A modernidade ocidental gerou dois filhos que marcaram a história dos três últimos séculos, não só no Ocidente como em todo o mundo. Por um lado, nasce-ram as ideologias políticas e suas utopias, que sonhavam com uma sociedade justa de livres e iguais em que todos fossem cidadãos com direitos inalienáveis. Por outro lado, nasceu o capitalismo, um projeto de prosperidade material, de desenvolvimento técnico e domínio da natureza. Parece que o século XX teria sido o século do triunfo do capitalismo e do fracasso das ideologias. Teria sido o século -diz-se- do «fim da história».

História já conhecida

As ideologias começaram sua derrota quando demonstraram que traíam o contrário do que prometiam. O liberalismo, o primeiro sonho moderno, um sonho de liberdade a respeito de qualquer tirania política, eco-nômica, ideológica ou religiosa, dividiu a sociedade em duas classes distintas. Quando o socialismo o denunciou, o liberalismo, temeroso e mediocre, entregou-se nas mãos da barbárie nazi-facista, que é na realidade sua mais radical negação. A liberdade sem a igualdade acaba caindo no totalitarismo de direita.

O socialismo, o sonho mais belo da modernidade, ao querer corrigir os defeitos do sonho liberal, enfrentando-o, renunciou à liberdade, e com isso, caiu no pesadelo estalinista. O socialismo é um sonho de igualdade, de cooperação e de realização de todos em uma sociedade reconciliada e sem classes. Quando, porém, a igualdade se constrói prescindindo da liberdade, acaba caindo no totalitarismo de esquerda, que é simples e plenamente a negação do socialismo.
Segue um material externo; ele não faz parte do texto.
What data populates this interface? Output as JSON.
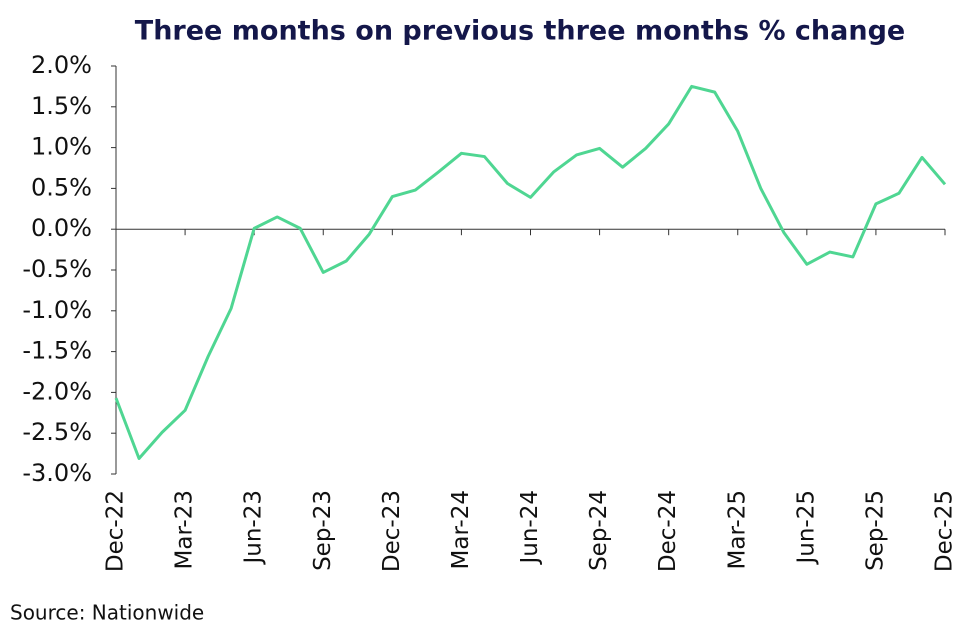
{
  "chart_data": {
    "type": "line",
    "title": "Three months on previous three months % change",
    "source": "Source: Nationwide",
    "categories": [
      "Dec-22",
      null,
      null,
      "Mar-23",
      null,
      null,
      "Jun-23",
      null,
      null,
      "Sep-23",
      null,
      null,
      "Dec-23",
      null,
      null,
      "Mar-24",
      null,
      null,
      "Jun-24",
      null,
      null,
      "Sep-24",
      null,
      null,
      "Dec-24",
      null,
      null,
      "Mar-25",
      null,
      null,
      "Jun-25",
      null,
      null,
      "Sep-25",
      null,
      null,
      "Dec-25"
    ],
    "series": [
      {
        "color": "#4fd692",
        "values": [
          -2.07,
          -2.81,
          -2.49,
          -2.22,
          -1.56,
          -0.97,
          0.01,
          0.15,
          0.01,
          -0.53,
          -0.39,
          -0.06,
          0.4,
          0.48,
          0.7,
          0.93,
          0.89,
          0.56,
          0.39,
          0.7,
          0.91,
          0.99,
          0.76,
          0.99,
          1.29,
          1.75,
          1.68,
          1.2,
          0.5,
          -0.04,
          -0.43,
          -0.28,
          -0.34,
          0.31,
          0.44,
          0.88,
          0.55
        ]
      }
    ],
    "ylim": [
      -3.0,
      2.0
    ],
    "yticks": [
      {
        "value": 2.0,
        "label": "2.0%"
      },
      {
        "value": 1.5,
        "label": "1.5%"
      },
      {
        "value": 1.0,
        "label": "1.0%"
      },
      {
        "value": 0.5,
        "label": "0.5%"
      },
      {
        "value": 0.0,
        "label": "0.0%"
      },
      {
        "value": -0.5,
        "label": "-0.5%"
      },
      {
        "value": -1.0,
        "label": "-1.0%"
      },
      {
        "value": -1.5,
        "label": "-1.5%"
      },
      {
        "value": -2.0,
        "label": "-2.0%"
      },
      {
        "value": -2.5,
        "label": "-2.5%"
      },
      {
        "value": -3.0,
        "label": "-3.0%"
      }
    ],
    "grid": false
  }
}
Entretanto, estas duas utopias sociais não deram só o estéril fruto totalitário. Da síntese ou do equilíbrio entre ambas surgiu a democracia. Esta seria o fruto mais fecundo das utopias sociais da modernidade. Cada uma em separado traz o terror, mas misturadas trouxeram uma democracia que, em princípio, diz garantir os direitos humanos -direitos cívicos e políticos, direitos econômicos, sociais e culturais- melhor que nenhum outro sistema. Assim, o advento da democracia, no século XX, deveria ser mais bem visto como o triunfo das utopias sociais, e não de seu fracasso. No entanto, nós nos atreveríamos a dizer que a democracia é efetivamen-te a realização do sonho iluminista? Parece que não.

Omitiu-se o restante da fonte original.